In fairness to the artists who have been kind enough to send me their work, I'm gonna reach back to late 2010 for some of today's music.  First up is a solid, clean set of tunes straight ahead and in the pocket with the excellent Ben Wolf Quintet, Live at Smalls.  Filled with outstanding playing -- particularly tenor Marcus Strickland -- and fine writing and arranging, Wolfe really demonstrates that he can direct a group and compose a song.  Any one of Wolfe's tune's show how a song should be built from the ground up, with "For The Great Sonny Clarke" in particular as a superlative number.

One young musician who's been known to play at Smalls from time to time is tenor Roxy Coss, whose first album appeared earlier this year.  A prodigal talent and product of the jazz education infrastructure in the US, Coss makes New York her home, where she keeps a full slate of gigs.

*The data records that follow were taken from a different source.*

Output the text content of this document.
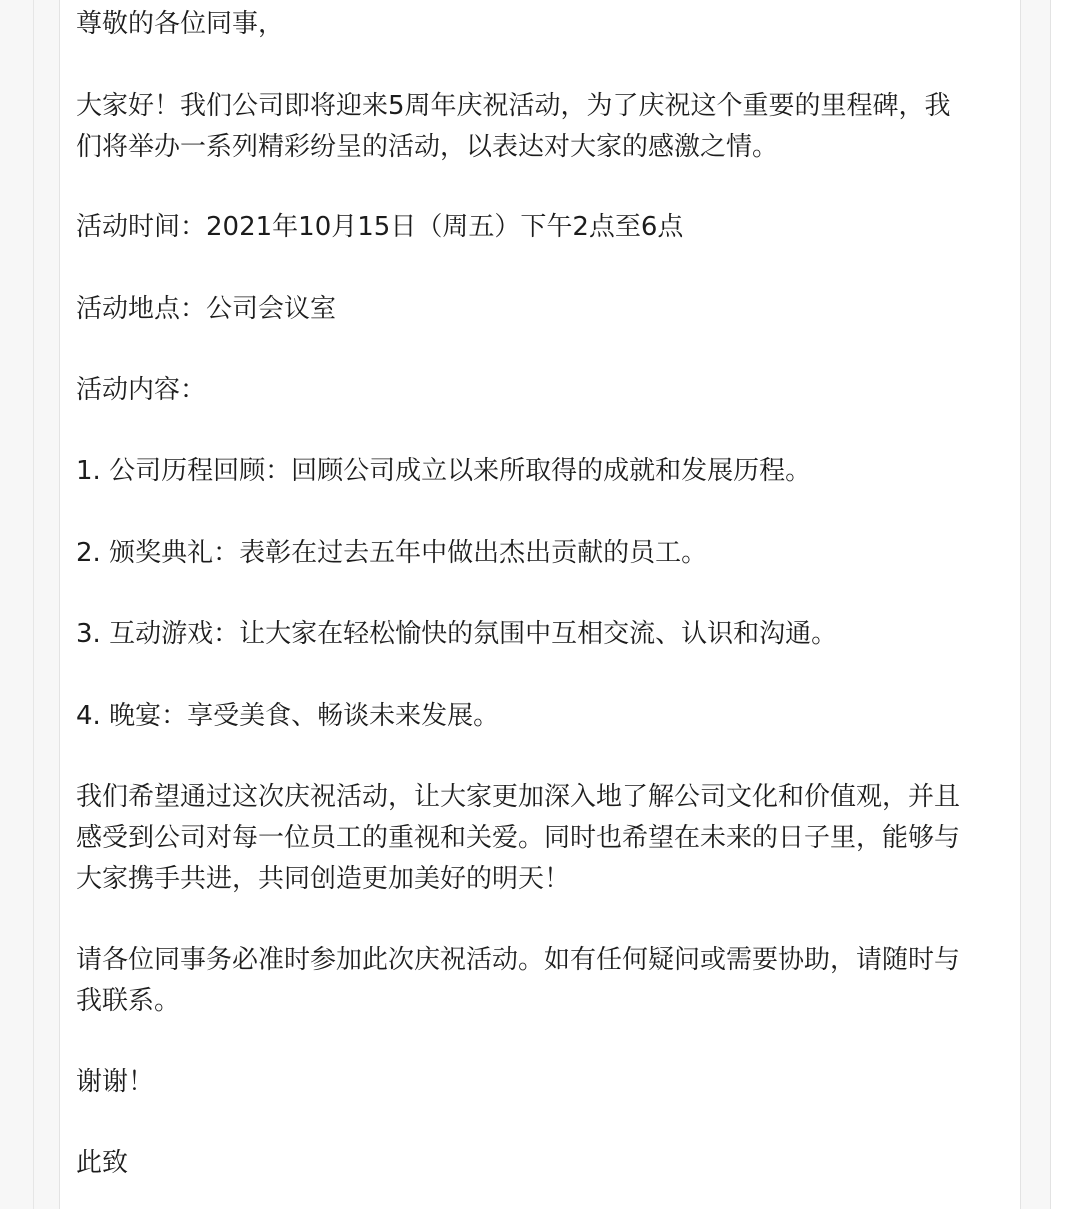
尊敬的各位同事，

大家好！我们公司即将迎来5周年庆祝活动，为了庆祝这个重要的里程碑，我

们将举办一系列精彩纷呈的活动，以表达对大家的感激之情。

活动时间：2021年10月15日（周五）下午2点至6点

活动地点：公司会议室

活动内容：

1. 公司历程回顾：回顾公司成立以来所取得的成就和发展历程。

2. 颁奖典礼：表彰在过去五年中做出杰出贡献的员工。

3. 互动游戏：让大家在轻松愉快的氛围中互相交流、认识和沟通。

4. 晚宴：享受美食、畅谈未来发展。

我们希望通过这次庆祝活动，让大家更加深入地了解公司文化和价值观，并且

感受到公司对每一位员工的重视和关爱。同时也希望在未来的日子里，能够与

大家携手共进，共同创造更加美好的明天！

请各位同事务必准时参加此次庆祝活动。如有任何疑问或需要协助，请随时与

我联系。

谢谢！

此致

This self-titled debut features her compositions and melodic approach to solos, joined often by Kate Miller on trumpet.  Leading a tight band through a wide range of compositions and styles, Coss does her most interesting work on fusion-tinged "The Slow Ascent" and the bright, swinging "Cherry On Top," where she breaks out the flute for a brisk, confident solo.

Pianist and composer Soren Moller assembles a fine ensemble for his Christian X Variations. named after the Danish king who tried to protect Denmark's Jews from the Nazis during World War II.  A tribute to those who would speak out against discrimination, the Variations are partly through composed, partly improvised, divided into five movements and played by ensembles that alternate between nonets and quartets.  All that complication simply means that this is an organized, thoughtful and largely moving series of compositions -- moving from tight group playing in the through-composed sections and, appropriate to the theme, lyrical passages of improvisation featuring American Dick Oatts.

A New Yorker through-and-through, the impeccably trained violinist Majid Khaliq has released The Basilisk, an outstanding first album full of excellent playing, notable compositions, and well-chosen tunes from the jazz tradition.  Joined by Charles Porter on trumpet, Ivan Taylor on bass, Jonathan Blake on drums, and Jeb Patton and Eric Lewis on piano, Khaliq is fully in charge of his group and his material --five distinctive originals and three covers, including an fresh take on "Polkadots and Moonbeams."

Jacqui Sutton appears as the face of what she calls "frontier jazz," a blend of jazz and country styles that is signified well in the title of her CD, Billie and Dolly.  A mix of the vocal sensibilities of Holiday and Parton, Sutton provides a charismatic focus for a group that manages to create a distinctive sound by blending banjo, accordion, flute, cello, and a variety of percussion with bass, piano, and trumpet.  Full of new textures and musical surprises, Billie and Dolly offers a enjoyable and moving set of songs.  Check out Sutton and company's reworking of "Those Memories of You" for a taste of their cooking.